On return to Europe, I was hired by American Airlines to set up and run a joint venture with SNCF, the French national railway national rail computer system, in Lille, France. This system remains in full operation today and provides fare information, reservations and tickets throughout France. This is something the UK still cannot manage more than 20 years later.
Encouraged by a massive contract with American Airlines, I created my own company Allied Management Systems in Dublin providing services to the airline industry. It eventually employed more than 200 people, many straight from Irish universities whom I sent to Dallas for training. I further developed clients such as Amadeus, British Airways, KLM and others. But rather than move permanently to Ireland I sold my company to my then business partner.
During our time in the United States, where we had an apartment, we both became pilots: I was on helicopters and Geraldine on fixed wing. Geraldine has continued to become a flight instructor for advanced students flying aircraft only on instruments.
We still have a small plane, but I sold my helicopter when I sold my company despite having used it on more than one occasion to fly to Dublin.
Also after selling my company, I joined, for a short period, a Canadian computer company called CGI as Vice-President in charge of outsourcing. I negotiated with major clients Daimler and IBM. Here I worked on a textbook on outsourcing, something which today remains one of the most poorly understood and managed enterprises in the UK, with even the Government repeatedly falling victim to bad contracts.
At 65 whilst living in France I was diagnosed with throat cancer and spent a year there undergoing treatment; my French improved a lot! Although now almost clear I was more recently also diagnosed and treated for prostate cancer. I do hope I’m not going for a hat-trick. During the first cancer, I prayed to St Blaise (the patron saint of throats) and afterwards, I felt should honour the silent promise I had made him. My brother, a very adamantine Catholic, encouraged me to go back to the Church. Father Charles was also very supportive and instructive.
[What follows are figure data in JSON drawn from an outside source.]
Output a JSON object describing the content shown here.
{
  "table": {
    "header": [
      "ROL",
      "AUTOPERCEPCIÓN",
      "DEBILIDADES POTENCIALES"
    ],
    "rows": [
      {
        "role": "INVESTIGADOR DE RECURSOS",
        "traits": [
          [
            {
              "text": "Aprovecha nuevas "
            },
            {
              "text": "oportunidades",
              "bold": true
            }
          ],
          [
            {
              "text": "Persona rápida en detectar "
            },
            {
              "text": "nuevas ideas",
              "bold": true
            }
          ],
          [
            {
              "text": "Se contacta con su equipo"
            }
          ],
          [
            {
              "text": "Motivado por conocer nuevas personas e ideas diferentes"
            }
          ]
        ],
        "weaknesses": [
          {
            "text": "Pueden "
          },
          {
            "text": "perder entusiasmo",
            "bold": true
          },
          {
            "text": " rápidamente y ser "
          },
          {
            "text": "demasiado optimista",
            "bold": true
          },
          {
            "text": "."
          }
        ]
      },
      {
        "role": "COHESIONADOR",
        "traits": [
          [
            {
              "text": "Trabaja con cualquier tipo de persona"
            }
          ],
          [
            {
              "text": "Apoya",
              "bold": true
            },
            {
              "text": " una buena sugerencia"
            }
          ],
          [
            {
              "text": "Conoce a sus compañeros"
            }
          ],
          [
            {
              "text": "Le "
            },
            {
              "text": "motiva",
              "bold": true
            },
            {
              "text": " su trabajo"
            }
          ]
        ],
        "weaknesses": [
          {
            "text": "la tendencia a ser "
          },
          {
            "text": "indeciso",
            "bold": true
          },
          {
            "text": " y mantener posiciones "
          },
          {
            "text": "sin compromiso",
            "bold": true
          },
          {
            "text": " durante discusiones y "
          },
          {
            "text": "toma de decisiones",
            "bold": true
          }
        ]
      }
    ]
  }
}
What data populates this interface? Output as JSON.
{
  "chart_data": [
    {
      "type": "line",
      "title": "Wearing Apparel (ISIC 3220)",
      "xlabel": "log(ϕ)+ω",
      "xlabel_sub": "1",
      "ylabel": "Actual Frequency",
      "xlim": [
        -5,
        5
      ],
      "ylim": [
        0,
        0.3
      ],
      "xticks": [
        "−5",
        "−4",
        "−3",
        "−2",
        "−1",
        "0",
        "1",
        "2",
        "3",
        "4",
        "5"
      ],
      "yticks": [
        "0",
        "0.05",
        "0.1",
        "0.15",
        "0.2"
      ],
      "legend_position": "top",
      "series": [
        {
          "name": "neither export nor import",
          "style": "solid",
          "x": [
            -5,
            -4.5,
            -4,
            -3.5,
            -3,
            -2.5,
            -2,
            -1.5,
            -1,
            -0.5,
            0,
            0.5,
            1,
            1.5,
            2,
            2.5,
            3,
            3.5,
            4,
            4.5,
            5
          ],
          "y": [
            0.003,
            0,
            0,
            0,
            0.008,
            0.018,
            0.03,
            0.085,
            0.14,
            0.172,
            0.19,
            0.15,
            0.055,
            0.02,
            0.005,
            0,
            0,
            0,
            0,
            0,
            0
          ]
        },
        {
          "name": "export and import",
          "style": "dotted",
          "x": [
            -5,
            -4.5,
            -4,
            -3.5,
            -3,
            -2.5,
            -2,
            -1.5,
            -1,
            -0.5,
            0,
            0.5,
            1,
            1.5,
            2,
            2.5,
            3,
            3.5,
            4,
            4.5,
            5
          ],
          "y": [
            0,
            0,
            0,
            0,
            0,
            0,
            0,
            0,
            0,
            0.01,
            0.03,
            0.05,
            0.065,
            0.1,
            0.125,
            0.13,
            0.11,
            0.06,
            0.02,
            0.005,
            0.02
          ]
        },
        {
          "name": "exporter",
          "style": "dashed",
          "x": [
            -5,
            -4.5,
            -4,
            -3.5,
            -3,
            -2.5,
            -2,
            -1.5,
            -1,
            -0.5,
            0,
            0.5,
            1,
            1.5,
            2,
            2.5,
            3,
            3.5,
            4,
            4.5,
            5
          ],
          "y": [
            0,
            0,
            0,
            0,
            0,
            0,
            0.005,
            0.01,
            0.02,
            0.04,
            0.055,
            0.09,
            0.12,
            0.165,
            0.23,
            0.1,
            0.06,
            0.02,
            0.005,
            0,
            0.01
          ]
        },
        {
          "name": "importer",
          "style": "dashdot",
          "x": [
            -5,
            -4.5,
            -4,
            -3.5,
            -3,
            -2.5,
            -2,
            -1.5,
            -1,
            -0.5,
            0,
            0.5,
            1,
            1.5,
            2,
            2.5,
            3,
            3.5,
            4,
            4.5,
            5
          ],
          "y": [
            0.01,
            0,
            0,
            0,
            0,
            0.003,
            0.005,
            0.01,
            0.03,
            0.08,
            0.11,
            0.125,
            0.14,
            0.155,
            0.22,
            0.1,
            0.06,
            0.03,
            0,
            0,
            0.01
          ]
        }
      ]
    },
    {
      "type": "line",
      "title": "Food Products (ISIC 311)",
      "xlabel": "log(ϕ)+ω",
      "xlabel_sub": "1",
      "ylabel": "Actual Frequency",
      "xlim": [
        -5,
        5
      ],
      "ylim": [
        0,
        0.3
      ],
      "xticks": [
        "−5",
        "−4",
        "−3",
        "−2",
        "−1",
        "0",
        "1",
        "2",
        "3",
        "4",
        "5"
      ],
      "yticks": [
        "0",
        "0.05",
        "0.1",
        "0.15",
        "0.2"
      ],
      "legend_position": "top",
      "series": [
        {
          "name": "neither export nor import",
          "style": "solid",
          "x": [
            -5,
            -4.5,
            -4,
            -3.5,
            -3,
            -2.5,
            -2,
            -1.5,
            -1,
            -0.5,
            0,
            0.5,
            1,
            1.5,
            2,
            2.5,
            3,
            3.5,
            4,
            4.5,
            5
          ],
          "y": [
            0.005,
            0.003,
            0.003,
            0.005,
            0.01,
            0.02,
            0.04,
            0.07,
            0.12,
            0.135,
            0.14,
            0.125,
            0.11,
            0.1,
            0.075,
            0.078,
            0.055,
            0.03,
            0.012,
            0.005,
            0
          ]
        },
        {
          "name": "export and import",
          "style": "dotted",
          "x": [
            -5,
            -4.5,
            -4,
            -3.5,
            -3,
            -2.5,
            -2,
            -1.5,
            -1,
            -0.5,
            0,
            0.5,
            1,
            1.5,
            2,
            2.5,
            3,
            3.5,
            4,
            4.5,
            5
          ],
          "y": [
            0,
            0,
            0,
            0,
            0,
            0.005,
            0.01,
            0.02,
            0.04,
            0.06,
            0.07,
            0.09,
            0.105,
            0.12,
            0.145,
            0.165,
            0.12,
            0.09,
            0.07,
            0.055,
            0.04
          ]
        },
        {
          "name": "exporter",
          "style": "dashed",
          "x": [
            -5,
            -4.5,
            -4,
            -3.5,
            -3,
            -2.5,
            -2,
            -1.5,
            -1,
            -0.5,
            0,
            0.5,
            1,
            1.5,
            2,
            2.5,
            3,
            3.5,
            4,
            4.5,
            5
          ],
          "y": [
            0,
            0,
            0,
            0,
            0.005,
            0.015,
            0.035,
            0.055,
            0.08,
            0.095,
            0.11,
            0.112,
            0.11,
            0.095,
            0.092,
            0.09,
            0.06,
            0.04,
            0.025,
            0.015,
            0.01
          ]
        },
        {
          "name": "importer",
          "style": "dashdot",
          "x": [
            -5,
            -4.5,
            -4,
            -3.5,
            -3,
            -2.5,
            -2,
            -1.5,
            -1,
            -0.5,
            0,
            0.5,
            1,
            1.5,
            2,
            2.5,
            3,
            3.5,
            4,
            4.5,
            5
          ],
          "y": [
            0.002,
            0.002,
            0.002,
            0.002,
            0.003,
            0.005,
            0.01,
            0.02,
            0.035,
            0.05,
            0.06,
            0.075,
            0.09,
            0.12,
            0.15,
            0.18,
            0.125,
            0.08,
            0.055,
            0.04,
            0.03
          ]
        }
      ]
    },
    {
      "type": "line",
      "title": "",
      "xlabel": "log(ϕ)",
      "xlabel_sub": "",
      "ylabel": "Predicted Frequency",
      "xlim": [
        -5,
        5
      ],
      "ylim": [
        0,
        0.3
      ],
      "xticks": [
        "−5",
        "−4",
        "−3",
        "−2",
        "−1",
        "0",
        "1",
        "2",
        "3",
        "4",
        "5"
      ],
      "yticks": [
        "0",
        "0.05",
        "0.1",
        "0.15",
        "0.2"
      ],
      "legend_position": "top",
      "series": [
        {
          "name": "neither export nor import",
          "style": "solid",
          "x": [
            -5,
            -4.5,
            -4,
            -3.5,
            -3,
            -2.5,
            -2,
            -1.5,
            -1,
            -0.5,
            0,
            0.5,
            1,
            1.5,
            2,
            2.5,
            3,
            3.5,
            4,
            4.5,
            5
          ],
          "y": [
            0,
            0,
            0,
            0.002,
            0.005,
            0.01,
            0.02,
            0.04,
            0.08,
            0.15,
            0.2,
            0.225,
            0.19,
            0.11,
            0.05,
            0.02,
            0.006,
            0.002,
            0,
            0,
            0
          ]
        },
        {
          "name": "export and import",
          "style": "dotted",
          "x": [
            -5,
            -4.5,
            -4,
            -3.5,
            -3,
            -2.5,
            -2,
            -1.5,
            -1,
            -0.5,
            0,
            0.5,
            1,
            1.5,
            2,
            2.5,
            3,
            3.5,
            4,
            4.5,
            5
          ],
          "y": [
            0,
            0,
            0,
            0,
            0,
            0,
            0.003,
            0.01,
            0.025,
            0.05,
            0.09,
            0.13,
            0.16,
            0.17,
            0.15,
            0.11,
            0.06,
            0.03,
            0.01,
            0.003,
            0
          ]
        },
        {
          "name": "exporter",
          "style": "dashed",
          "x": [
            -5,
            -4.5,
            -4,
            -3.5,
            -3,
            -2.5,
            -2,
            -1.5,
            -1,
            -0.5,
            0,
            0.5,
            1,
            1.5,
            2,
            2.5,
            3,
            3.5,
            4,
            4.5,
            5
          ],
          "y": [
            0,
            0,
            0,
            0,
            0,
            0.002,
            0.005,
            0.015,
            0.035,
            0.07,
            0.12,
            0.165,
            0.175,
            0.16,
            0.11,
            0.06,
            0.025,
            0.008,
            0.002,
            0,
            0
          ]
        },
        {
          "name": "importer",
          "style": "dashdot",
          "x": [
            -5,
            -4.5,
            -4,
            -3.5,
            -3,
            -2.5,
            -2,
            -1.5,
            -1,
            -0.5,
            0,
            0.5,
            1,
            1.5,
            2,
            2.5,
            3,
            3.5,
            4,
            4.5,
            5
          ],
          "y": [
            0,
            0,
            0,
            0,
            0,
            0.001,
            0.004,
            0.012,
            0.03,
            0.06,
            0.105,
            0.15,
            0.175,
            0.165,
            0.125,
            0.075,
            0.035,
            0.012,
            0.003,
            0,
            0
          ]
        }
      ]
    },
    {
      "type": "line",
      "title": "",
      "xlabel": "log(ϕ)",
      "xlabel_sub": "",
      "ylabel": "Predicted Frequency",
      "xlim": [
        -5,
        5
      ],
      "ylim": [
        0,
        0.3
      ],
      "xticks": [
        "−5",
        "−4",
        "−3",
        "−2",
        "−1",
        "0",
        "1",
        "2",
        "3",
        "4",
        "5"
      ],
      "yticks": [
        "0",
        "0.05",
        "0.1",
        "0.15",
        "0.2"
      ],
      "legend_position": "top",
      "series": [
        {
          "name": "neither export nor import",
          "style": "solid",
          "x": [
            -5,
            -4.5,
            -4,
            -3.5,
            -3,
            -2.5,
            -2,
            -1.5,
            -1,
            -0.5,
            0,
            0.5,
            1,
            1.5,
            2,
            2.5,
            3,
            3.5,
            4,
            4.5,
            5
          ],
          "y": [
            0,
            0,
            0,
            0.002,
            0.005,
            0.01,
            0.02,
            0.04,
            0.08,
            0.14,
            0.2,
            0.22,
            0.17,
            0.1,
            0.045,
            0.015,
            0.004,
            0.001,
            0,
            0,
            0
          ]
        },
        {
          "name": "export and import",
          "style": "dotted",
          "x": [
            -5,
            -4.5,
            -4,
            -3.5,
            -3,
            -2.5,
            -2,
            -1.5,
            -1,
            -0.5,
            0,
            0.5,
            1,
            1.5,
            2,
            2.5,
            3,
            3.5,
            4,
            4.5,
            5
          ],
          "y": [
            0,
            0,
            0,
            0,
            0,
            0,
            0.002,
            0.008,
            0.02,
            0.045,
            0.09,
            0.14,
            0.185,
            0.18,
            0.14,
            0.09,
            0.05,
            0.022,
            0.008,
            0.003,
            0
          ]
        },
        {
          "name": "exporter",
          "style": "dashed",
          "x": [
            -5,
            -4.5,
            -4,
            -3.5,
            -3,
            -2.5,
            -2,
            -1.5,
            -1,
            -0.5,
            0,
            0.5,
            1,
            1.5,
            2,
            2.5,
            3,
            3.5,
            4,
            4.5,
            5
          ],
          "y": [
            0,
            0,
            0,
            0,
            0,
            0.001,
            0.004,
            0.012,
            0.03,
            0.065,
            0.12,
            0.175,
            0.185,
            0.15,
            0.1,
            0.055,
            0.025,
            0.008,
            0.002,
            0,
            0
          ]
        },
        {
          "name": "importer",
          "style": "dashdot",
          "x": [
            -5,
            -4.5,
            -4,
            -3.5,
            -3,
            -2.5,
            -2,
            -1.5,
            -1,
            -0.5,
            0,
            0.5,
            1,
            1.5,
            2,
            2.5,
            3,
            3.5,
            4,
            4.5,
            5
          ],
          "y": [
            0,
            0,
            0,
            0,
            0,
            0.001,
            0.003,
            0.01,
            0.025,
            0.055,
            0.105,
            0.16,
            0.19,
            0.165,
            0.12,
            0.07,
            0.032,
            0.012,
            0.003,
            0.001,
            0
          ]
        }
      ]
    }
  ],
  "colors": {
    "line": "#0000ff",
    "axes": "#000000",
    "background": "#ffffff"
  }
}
So, having been baptised Catholic, I finally returned to the Church after a 60–year absence and agnosticism.
That was nearly two years ago. It has since reinforced my newfound faith I love the choir, ambience and fellow parishioners of the church in Bungay, and the general universality of the Catholic Church – the same readings all over the world. It is a community. I don’t really think of it as coming back, and I am at ease with it, as I was brought up with it till I was ten or 11. My mother remarried a Catholic who had been at Stonyhurst, so there was some Jesuit influence.
I now work with a local council as a volunteer helping refugees to settle in the UK, which is a cause dear to my heart as I had been shown nothing but friendship and fellowship throughout my life in Europe and the Middle East.